I caught up with Christine to learn a bit more about the girl who is best known for her Kentucky Derby-style hats--there's even one in the Kentucky Derby Museum!
Millinery is such a niche craft. How did it garner your interest?
Many years ago. while working in a costume shop at the Walnut Street Theatre in Philadelphia, I worked with a milliner who had been hired for a production and instantly fell in love with the craft. From that moment I pursued jobs in millinery and worked in quite a few regional theaters. When I first moved to New York City, I worked for Rodney Gordon and made many, many hats for Broadway. I really learned a lot from him and perfected my techniques, which are still growing and developing.
What would you describe as your “big break” in the industry?
In this business it's not one break that helps you, but many that give you exposure to keep building your brand. I put in many hours a day, seven days a week, and always tell aspiring designers and entrepreneurs that if you want to run your own business you must have an amazing work ethic and be willing to do the work yourself. One of the first stores I got in to was Henri Bendel in New York. As a young designer, doing a trunk show right there on Fifth Avenue was amazing. I have done many magazine covers, but two stand out and were instrumental: InStyle with Katy Perry and Vanity Fair with Jennifer Lopez. In 2009 I partnered with Churchill Downs and Mattel to design the official Barbie for the135th running of the Kentucky Derby. I have been on the Today Show live from Churchill Downs for the Kentucky Derby for the past five years, and that has been amazing exposure.
On average, how long does it take to create one of your hats?
We hand-dye most of our straw and hand-block our hats on old wooden blocks, and the trim is all handmade from fine silk and other fabrics. Some of the larger racing styles can take about three hours, and some from the streetwear collections can take only an hour. We have [also] done special projects and requests that can take a whole day, or even two.
When it comes to a hat and styling an outfit, which should come first?
I'm asked this question a lot. I would say 60 percent of my customers will buy the dress first, and 40 percent will buy the hat and then match it to a dress. We do a lot of custom orders and we love to see a dress or a swatch, or a photo of the dress and the customer, and we'll design and coordinate the hat for the event with the outfit, head size and facial proportions in mind.
What tips would you give to the woman who believes she’s not a “hat person”?

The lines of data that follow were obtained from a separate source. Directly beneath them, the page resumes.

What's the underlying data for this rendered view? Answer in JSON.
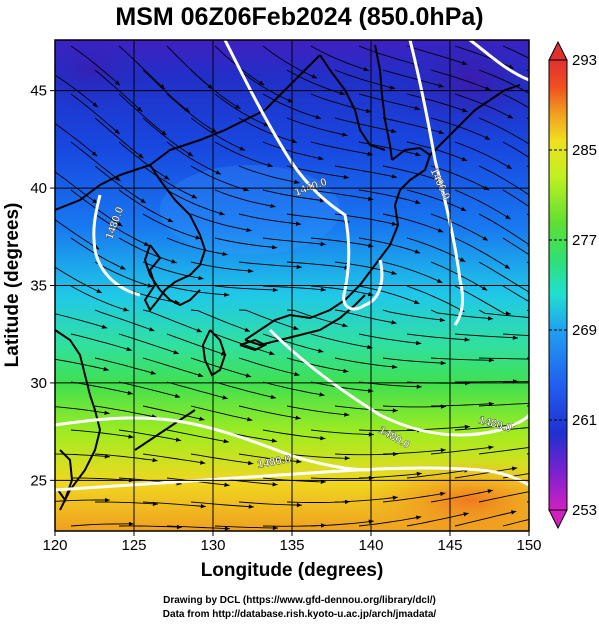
{
  "title": "MSM 06Z06Feb2024 (850.0hPa)",
  "axes": {
    "xlabel": "Longitude (degrees)",
    "ylabel": "Latitude  (degrees)",
    "xlim": [
      120,
      150
    ],
    "ylim": [
      22.4,
      47.6
    ],
    "xticks": [
      120,
      125,
      130,
      135,
      140,
      145,
      150
    ],
    "yticks": [
      25,
      30,
      35,
      40,
      45
    ]
  },
  "colorbar": {
    "ticks": [
      "293",
      "285",
      "277",
      "269",
      "261",
      "253"
    ],
    "range": [
      253,
      293
    ],
    "colors_low_to_high": [
      "#d020c0",
      "#8020d0",
      "#2030d0",
      "#2060f0",
      "#20a0f0",
      "#20e0d0",
      "#30e070",
      "#60e030",
      "#c0f020",
      "#f0e020",
      "#f0a020",
      "#f05020",
      "#e03030"
    ]
  },
  "contour_labels": [
    "1440.0",
    "1400.0",
    "1480.0",
    "1480.0",
    "1480.0",
    "1480.0"
  ],
  "credits": {
    "line1": "Drawing by DCL (https://www.gfd-dennou.org/library/dcl/)",
    "line2": "Data from http://database.rish.kyoto-u.ac.jp/arch/jmadata/"
  },
  "chart_data": {
    "type": "heatmap",
    "variable": "temperature (K) at 850hPa with streamlines and geopotential height contours",
    "x_range": [
      120,
      150
    ],
    "y_range": [
      22.4,
      47.6
    ],
    "temperature_by_latitude": [
      {
        "lat": 47,
        "value": 258
      },
      {
        "lat": 44,
        "value": 260
      },
      {
        "lat": 40,
        "value": 262
      },
      {
        "lat": 37,
        "value": 265
      },
      {
        "lat": 34,
        "value": 270
      },
      {
        "lat": 31,
        "value": 274
      },
      {
        "lat": 28,
        "value": 279
      },
      {
        "lat": 25,
        "value": 285
      },
      {
        "lat": 23,
        "value": 288
      }
    ],
    "contours": [
      {
        "label": "1400.0",
        "value": 1400
      },
      {
        "label": "1440.0",
        "value": 1440
      },
      {
        "label": "1480.0",
        "value": 1480
      }
    ]
  }
}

I am a firm believer that there is a hat for everyone. So many women will come up to me at a trunk show and say, “Oh, I'm not really a hat person.” I love to try hats on them! I always tell them that they 've not tried the right style for their face, or one that fits correctly and comfortably. Try many styles and shapes and colors. Make sure the hat fits well and feels comfortable. Do not be afraid to draw attention to yourself and wear it with confidence.